Kennedy Space Center

Heute nochmal ganz was anderes als vorher: Das Kennedy Space Center. Das kommt einem Themenpark noch am nächsten, für andere hatten wir ja keine Zeit diesmal. Leider (?) wissen wir ja, dass Orlando und Fort Lauderdale bei allen Condor Fliegenpreisen-Aktionen immer ganz vorne mit dabei ist… könnte also unter Umständen vielleicht eventuell passieren, dass es uns nochmal nach Florida verschlägt ;-))
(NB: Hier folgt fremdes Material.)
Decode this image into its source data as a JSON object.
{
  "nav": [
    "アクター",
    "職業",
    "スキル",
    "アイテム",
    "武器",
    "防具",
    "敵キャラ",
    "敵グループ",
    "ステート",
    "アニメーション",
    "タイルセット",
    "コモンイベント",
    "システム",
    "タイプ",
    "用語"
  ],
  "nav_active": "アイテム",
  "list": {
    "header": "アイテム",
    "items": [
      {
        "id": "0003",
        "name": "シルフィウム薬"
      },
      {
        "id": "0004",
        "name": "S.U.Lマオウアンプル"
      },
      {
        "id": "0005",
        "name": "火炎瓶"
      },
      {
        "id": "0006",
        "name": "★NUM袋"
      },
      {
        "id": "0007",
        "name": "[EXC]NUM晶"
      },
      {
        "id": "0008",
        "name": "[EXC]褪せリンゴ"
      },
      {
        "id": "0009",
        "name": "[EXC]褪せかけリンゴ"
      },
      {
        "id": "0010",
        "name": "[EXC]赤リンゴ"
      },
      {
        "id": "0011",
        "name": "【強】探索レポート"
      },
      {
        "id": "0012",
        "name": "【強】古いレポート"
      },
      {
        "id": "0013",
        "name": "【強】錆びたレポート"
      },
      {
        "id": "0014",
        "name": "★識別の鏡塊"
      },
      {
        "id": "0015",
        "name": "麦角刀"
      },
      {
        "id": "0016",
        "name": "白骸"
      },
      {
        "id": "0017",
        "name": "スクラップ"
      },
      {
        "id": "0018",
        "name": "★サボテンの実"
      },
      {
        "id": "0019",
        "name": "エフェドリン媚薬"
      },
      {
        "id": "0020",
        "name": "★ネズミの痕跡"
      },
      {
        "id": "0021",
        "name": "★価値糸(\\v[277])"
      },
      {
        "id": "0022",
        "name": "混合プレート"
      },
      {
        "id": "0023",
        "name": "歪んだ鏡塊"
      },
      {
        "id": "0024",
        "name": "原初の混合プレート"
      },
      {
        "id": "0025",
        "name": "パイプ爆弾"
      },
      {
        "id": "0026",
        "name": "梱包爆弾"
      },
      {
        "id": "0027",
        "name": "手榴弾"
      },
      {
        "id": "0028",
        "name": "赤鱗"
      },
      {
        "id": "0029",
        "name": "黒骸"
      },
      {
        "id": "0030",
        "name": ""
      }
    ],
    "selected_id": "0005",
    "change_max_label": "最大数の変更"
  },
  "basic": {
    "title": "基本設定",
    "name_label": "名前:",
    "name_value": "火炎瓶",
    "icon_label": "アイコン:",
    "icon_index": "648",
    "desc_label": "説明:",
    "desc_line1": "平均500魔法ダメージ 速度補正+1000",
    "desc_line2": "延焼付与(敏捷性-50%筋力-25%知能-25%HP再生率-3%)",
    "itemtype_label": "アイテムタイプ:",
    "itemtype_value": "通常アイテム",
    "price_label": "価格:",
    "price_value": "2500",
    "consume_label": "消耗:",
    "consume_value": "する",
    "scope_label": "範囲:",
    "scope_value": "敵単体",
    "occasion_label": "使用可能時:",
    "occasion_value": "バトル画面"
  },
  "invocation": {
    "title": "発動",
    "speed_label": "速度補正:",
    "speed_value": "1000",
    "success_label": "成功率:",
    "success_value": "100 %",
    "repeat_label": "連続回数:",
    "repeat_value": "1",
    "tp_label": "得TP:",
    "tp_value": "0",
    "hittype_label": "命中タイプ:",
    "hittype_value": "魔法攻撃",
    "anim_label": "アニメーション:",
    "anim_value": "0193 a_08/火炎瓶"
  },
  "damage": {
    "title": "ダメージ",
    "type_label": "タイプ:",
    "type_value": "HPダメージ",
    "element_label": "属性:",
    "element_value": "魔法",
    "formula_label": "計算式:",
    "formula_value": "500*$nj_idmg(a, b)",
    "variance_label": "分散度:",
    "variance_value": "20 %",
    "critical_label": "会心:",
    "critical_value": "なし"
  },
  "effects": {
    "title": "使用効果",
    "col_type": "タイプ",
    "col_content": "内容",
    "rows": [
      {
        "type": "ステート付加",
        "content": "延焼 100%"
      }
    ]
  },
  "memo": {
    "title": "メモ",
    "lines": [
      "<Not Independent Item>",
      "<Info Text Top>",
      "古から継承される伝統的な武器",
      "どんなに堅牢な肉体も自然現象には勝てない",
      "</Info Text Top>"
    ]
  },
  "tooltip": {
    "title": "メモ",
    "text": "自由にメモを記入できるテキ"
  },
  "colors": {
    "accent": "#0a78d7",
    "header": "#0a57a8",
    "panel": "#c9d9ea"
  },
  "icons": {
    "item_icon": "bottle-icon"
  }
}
Also, Kennedy Space Center – wie zu erwarten einigermaßen “wir sind eine Supermacht”, und dazu eben sehr touristisch, aber trotzdem interessant. Wir haben das normale Ticket genommen, weil man lt. unseren Informationsquellen sowieso nicht mehr an einem Tag schafft (es gibt noch zwei Spezial-Touren, bei denen man weitere Punkte auf dem Gelände besucht). Gut, wenn man sich die Warteschlangenbereiche so ansieht, muss es hier wohl manchmal viel voller sein, wir sind immer direkt durchmarschiert und musste nie irgendwo warten. Trotzdem haben wir die Zeit von 10-16h gut rumgebracht, und zwar hiermit:

  • Shuttle Launch Experience: ein Simulator, der die letzten Sekunden vor dem Start simuliert. Ganz nett, aber sehr kurz (der Einführungsfilm war deutlich länger als der eigentliche Start)
  • IMAX-Film über das Hubble-Teleskop. Sehr gut, 3D im Weltall macht sich gut. Ein paar Infos, wie das Teleskop dahin gekommen ist, sonst vor allem Bilder aus dem Weltall und was  man mit dem Hubble-Teleskop so sehen und daraus schließen kann
  • Busrundfahrt über das riesige Gelände, u.a. vorbei an der Halle, in der die Raketen und Shuttles zusammengebaut werden. Zwei Haltepunkte, von einem aus kann man die Startrampen sehen, im anderen wird ein Film zu den Apollo-Raketen sowie eine solche in LEbensgröße gezeigt. Beeindruckend groß, und die Kapsel für die Astronauten ist erschreckend klein (sowohl im Verhältnis zur Gesamtlänge als auch absolut gesehen)
  • Rocket Garden – hier stehen diverse Raketen und zwei (glaube ich) dieser “Astronautenkapseln” rum. Schön für Fotos, ansonsten nicht so interessant.
  • IMAX-Film über die Internationale Raumstation (ISS) – der war super, in 3D kann man sich das viel besser vorstellen. Es ging vor allem um den Aufbau der ersten 4 Module und das Leben der Astronauten in der Station bzw. ihre Arbeit daran.
  • Ausstellung über die Geschichte der Raumfahrt mit Raketen, alten Anzügen, dem Kommandoraum der ersten Apollo-Raketenstarts (süß – jeder Taschenrechner hat heute mehr Rechenleistung, aber irgendwie haben sie die ja trotzdem hoch- und wieder runterbekommen)

Sehr interessant, aber nichts, was ich beim nächsten Mal nochmal machen müsste. Vielleicht wenn man total Raumfahrtinteressiert ist, aber so als Normalsterblicher reicht das jetzt. Einzige Ausnahme wäre, wenn gerade ein Start geplant wäre – aber dann muss man auch nicht in das KSC, sondern fährt irgendwo in die Nähe an den Strand zum Gucken.

Der Rest des Tages: bis zum Sonnenuntergang (der natürlich im Rücken stattfand, wir sind ja an der Ostküste, aber hat ja auch was mit Licht und so zu tun) an den Strand und den Pelikan-Kampfgeschwadern beim Fliegen zugucken, dann zwei Stunden Fahrt Richtung Flughafen, damit wir morgen nicht mehr so viel fahren müssen. Einkaufen für’s Abendessen und für den Flug morgen (ich zahle keine 15EUR für glutenfreies Essen, das dann entweder nicht kommt oder ecklig schmeckt, Frank überlegt noch, ob er sich auch einfach ein Sandwich holt, sein Essen war auch nicht so doll). Auto ausräumen, gepackt wird aber erst morgen früh, und dann Muscheln waschen und verpacken.

Zum Abschluss noch eine Folge Conan, das ist eine der Late Night Shows, sehr witzig – heute mit dem indischen Schauspieler aus Big Bang Theorie, super.